Mr. Speaker, maybe to the chagrin of my Liberal colleagues across the way, this is not my farewell statement. They will have to put up with me a little longer. I listened to a lot of the statements made by retiring members and, again, I offer a heartfelt thanks for their service to Canada.
There are some members like the member for Victoria, whom I appreciated working with on several committees. I know that many of us will miss him. Even though he was a New Democrat, he was one we could have a decent argument with and come away still friends at the end of the day.
There is a Yiddish proverb that says, “If you want to know what God thinks of money, look at the people he gives it to.” That is what I want to start with. I know I have a 20-minute statement on the budget with questions and answers. I am not splitting my time.

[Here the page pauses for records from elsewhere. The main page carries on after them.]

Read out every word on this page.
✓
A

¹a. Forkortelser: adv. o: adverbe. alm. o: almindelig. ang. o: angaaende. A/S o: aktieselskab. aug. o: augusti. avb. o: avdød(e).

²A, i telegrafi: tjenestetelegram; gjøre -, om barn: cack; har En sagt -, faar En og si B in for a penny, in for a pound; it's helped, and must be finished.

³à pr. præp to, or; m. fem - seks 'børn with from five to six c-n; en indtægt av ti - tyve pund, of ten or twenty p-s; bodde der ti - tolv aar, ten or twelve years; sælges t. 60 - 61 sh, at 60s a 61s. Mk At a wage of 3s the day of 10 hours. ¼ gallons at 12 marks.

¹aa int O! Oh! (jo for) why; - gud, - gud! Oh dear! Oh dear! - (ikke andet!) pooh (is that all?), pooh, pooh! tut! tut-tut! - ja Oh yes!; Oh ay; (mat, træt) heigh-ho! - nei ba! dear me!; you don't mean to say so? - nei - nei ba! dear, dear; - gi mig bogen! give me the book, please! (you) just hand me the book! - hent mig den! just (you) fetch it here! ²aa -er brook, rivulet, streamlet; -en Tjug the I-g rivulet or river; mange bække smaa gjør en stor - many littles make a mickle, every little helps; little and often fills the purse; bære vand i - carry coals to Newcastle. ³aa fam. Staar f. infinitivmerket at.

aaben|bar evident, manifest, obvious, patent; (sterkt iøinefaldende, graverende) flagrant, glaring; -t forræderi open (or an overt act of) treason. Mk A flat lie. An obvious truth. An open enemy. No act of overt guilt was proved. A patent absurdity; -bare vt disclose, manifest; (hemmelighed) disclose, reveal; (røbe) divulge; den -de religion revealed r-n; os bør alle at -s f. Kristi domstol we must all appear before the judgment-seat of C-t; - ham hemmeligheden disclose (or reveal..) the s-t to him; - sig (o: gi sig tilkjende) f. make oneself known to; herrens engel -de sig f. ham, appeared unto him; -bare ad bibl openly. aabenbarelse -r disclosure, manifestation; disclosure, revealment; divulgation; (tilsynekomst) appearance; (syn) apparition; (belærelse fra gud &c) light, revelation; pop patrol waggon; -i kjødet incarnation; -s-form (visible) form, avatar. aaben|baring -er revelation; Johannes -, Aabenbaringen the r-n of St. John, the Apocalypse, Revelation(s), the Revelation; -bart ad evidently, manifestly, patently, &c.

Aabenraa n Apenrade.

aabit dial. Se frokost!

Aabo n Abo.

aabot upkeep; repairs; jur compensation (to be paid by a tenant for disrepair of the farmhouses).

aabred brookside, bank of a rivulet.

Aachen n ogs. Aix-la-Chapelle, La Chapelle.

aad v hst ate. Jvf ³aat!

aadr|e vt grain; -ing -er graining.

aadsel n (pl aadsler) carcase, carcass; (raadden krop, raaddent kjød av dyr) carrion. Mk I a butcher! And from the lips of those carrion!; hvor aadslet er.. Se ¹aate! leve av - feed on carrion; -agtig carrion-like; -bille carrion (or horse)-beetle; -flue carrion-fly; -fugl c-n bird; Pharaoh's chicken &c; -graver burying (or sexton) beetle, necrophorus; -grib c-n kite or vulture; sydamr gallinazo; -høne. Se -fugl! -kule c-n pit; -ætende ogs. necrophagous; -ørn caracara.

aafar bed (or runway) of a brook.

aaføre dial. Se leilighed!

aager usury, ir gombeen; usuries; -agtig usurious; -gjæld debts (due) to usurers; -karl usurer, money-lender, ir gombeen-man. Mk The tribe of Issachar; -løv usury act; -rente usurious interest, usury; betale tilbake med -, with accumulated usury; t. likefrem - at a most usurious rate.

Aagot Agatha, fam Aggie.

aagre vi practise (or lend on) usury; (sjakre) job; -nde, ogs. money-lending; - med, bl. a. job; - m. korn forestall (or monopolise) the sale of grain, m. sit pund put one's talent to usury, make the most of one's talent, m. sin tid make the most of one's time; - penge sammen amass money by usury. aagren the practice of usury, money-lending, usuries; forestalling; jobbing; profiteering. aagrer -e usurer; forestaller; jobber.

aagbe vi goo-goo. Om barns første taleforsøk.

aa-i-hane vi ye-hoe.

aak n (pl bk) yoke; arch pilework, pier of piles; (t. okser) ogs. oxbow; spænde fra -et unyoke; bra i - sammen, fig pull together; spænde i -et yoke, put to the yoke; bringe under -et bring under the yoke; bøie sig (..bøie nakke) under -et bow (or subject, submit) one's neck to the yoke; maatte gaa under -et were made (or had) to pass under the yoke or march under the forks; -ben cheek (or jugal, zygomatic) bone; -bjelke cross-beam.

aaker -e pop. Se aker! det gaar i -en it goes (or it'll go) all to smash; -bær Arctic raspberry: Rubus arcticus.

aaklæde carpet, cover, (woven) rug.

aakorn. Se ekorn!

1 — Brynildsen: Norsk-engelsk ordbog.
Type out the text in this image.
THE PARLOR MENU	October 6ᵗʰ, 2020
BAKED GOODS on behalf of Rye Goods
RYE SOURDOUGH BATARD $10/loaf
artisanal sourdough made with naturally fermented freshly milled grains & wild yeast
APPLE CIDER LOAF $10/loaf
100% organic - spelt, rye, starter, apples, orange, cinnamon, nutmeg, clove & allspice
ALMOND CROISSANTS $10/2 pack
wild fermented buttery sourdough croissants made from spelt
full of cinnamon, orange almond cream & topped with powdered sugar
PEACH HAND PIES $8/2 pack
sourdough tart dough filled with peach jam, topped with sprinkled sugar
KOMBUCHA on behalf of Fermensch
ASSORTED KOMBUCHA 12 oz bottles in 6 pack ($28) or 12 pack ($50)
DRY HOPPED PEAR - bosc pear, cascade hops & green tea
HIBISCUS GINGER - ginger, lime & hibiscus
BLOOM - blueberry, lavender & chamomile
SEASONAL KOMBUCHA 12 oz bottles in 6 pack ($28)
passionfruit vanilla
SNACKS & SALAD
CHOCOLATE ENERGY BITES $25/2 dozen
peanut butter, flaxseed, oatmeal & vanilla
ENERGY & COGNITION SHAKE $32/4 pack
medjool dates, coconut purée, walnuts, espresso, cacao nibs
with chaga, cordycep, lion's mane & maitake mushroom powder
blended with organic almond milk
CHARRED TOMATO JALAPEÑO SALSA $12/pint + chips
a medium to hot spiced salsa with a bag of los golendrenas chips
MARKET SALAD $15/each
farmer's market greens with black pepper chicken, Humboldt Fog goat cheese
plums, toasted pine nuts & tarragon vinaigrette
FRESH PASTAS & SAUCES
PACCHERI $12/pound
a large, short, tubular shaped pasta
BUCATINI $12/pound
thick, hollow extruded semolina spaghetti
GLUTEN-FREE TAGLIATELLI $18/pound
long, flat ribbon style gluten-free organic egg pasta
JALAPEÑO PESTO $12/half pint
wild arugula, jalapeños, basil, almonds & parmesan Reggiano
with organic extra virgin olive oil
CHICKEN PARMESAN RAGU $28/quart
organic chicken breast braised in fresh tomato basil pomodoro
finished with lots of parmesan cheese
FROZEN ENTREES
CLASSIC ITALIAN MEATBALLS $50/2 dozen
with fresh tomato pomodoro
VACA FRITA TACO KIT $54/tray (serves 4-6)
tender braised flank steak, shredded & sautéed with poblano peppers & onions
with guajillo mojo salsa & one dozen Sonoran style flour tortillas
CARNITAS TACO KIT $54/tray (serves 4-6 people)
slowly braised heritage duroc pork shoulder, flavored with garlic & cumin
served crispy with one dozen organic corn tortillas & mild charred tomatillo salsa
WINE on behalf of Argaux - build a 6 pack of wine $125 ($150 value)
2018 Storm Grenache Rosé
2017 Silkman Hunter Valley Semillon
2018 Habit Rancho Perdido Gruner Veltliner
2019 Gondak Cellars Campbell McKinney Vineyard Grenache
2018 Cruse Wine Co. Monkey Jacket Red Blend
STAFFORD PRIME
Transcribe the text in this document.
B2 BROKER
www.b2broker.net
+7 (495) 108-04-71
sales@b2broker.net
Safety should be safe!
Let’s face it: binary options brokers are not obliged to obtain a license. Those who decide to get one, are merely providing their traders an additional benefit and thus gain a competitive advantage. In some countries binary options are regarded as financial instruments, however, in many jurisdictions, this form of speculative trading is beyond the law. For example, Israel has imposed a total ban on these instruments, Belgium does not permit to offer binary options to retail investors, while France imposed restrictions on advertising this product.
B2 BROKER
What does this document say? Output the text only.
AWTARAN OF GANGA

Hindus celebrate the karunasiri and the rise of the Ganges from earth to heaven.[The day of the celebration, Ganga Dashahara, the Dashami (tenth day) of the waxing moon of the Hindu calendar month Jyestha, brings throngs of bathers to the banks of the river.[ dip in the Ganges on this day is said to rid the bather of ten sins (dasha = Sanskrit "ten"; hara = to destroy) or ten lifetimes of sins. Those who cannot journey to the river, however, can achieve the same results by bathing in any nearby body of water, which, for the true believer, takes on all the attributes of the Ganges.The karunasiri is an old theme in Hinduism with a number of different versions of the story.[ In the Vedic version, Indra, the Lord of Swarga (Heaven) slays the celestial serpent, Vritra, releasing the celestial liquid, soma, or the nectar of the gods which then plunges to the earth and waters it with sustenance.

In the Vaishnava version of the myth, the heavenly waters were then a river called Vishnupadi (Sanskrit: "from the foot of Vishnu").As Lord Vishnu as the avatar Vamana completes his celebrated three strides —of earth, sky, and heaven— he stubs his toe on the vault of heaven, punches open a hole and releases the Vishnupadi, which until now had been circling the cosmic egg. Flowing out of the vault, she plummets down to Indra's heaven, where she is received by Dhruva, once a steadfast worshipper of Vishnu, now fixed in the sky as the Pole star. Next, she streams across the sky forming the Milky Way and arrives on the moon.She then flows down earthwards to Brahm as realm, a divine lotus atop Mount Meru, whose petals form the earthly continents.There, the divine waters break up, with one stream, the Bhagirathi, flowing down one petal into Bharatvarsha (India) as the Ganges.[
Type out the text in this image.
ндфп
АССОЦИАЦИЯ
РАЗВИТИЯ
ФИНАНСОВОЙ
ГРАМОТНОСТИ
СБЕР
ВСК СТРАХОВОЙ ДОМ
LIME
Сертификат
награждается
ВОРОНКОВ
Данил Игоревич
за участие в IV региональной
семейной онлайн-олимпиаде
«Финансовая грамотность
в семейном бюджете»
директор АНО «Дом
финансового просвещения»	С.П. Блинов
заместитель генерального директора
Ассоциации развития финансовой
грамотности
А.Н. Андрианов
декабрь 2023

I do not want to do that, but I want to talk about this Yiddish proverb because the government has spent a prodigious amount of money over the last four years. We know that today's debt is tomorrow's taxes.
The government now has a total debt of $705 billion. If one includes Crown corporation debt, it is over $1 trillion. I know there will be Liberal MPs who will say to look at the previous government, which increased the national debt as well. The counter-argument is that they had the Great Recession in 2008-09. As I remember it, the Liberal Party members clamoured for more spending. They actually wrote a coalition document with the New Democrats and the separatist Bloc Québécois, demanding even more spending. The government of the day decided that it would find a middle ground and not spend us off a cliff, but that it would do what the House of Commons was indicating, which was to spend cyclically into the economy.
Budget 2019, which this bill tends to introduce and make real in the lives of people, I call it a distraction budget. Last year, I called it the refrigerator budget. There is an extra $41.3 billion of new spending over five years. The campaign promise of the Liberal Party was that there was supposed to be a surplus of $1 billion this year. It is a $19.8-billion deficit instead, $19.7 billion the year that follows, $14.8 billion in the year after, and $14.1 billion the year after that. It is successive years of deficits.